Una doppia ombra, quella reale di Bolaño e quella finzionale del venerato scrittore T.C. Elimane, guida il cammino del protagonista e narratore messo in campo da Mohamed Mbougar Sarr: «La più recondita memoria degli uomini», premiato con il Goncourt in Francia nel 2021, romanzo denso, ampio, sovrastato da una intelligenza parodica, da e/o
«La più recondita memoria degli uomini è la storia del tentativo di un giovane scrittore senegalese, Diégane, di dare un volto e una storia a Elimane, lo scrittore suo conterraneo che è diventato per lui mito e ossessione dopo la lettura del suo libro unico e supposto capolavoro, Il labirinto del disumano, di cui noi non leggiamo altro se non le prime tre righe. Di Elimane però si scopre poco alla volta la vita, anche se da lontano, come attraverso un cannocchiale sfocato. Ed è una biografia che cambia di segno nel corso del romanzo, un collage i cui lembi non collimano e che restituiscono una immagine troppo composita per essere credibile. La sua stessa opera, del resto, si scopre essere null’altro che un plagio, una giustapposizione di opere altrui che però, Diégane ne è convinto, «danno vita a un’opera originale, un vero capolavoro».
Il problema della ricerca letteraria come ripetizione, come variazione e scarto da un palinsesto, è dunque esplicitato nel testo. La vita di Elimane, che un critico entusiasta ha definito «Rimbaud negro», sembra essa stessa un calco, e per buona parte della narrazione, ripercorrendone le traiettorie tipiche, sembra riprodurre la biografia ideale di uno Scrittore Europeo del Novecento: vive la sua formazione letteraria a Parigi da libertino, scrive nei Café degli anni Trenta (avrà conosciuto Hemingway o Joyce?), partecipa a piccole azioni di Resistenza nella Francia occupata («roba da boy-scout», come Beckett) poi emigra in America Latina (come Zweig), più esattamente in argentina (come Gombrowicz, del quale infatti diventa amico).
Troppo perfetto nella sua parabola esistenziale – esilio, stesura del grande romanzo, poi silenzio, avventure tropicali, mistero (e persino la caccia a un nazista sulle Ande) – troppo serioso (fin dal metafisico titolo del suo «capolavoro») per non far pensare a uno scherzo letterario: Sarr costruisce un personaggio impossibile, e occulta all’ombra di un narratore «miope» quale il romantico Diégane, convinto di inseguire un dio minore che lo illumini sul cammino della vera letteratura, una intelligenza parodica che ha il merito di non deflagrare all’interno della narrazione e che resta invece sospesa sul romanzo come un agente atmosferico.

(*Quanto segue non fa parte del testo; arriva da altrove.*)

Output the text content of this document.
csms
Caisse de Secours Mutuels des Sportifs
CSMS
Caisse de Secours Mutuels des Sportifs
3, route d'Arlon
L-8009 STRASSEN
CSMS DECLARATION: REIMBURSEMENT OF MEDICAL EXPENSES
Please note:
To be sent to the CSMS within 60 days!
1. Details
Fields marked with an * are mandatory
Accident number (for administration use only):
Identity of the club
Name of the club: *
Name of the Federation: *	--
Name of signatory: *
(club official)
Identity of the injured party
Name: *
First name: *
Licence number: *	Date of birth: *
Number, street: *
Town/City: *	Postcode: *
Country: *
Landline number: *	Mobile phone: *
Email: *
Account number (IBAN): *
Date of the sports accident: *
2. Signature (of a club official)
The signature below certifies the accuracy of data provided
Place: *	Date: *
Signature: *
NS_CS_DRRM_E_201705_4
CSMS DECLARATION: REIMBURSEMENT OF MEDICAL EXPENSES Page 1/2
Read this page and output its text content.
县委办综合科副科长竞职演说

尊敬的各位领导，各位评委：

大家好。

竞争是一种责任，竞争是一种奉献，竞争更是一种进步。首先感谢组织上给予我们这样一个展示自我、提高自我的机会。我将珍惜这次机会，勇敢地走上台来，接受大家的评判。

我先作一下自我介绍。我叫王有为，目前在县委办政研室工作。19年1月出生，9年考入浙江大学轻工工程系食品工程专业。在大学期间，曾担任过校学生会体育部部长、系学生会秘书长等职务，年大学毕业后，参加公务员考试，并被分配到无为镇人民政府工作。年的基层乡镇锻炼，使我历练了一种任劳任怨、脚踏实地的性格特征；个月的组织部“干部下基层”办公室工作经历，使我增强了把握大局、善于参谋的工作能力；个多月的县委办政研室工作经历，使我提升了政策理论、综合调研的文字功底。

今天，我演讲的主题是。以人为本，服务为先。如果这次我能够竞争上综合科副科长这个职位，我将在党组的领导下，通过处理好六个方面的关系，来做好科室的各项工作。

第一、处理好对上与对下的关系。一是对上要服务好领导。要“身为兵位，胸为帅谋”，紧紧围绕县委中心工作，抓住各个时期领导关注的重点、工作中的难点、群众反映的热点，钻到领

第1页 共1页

È una intelligenza che si rivela in quanto tale soltanto alla fine della seconda parte del libro, quando il ritratto «composto» di Elimane si tinge finalmente di «africanità», ma lo fa con un twist indimenticabile che cala improvvisamente l’avventura di Diégane in un esotico e ancestrale racconto del terrore. Comica e sanguinaria allo stesso tempo, questa svolta offre da un lato la parte «negra» che mancava alla biografia di Elimane per compiersi in quanto parodia, dall’altro completa una immagine pittorica che assume soprattutto i connotati dell’allegoria: forse, un’allegoria della condizione dello scrittore, non più e non solo lo scrittore africano in Europa, o lo scrittore nero tra i bianchi («osiamo la parola», scrive Diégane), ma lo scrittore tout court, abitato da fantasmi di una impossibile vendetta, e consacrato alla sua estraneità dal mondo».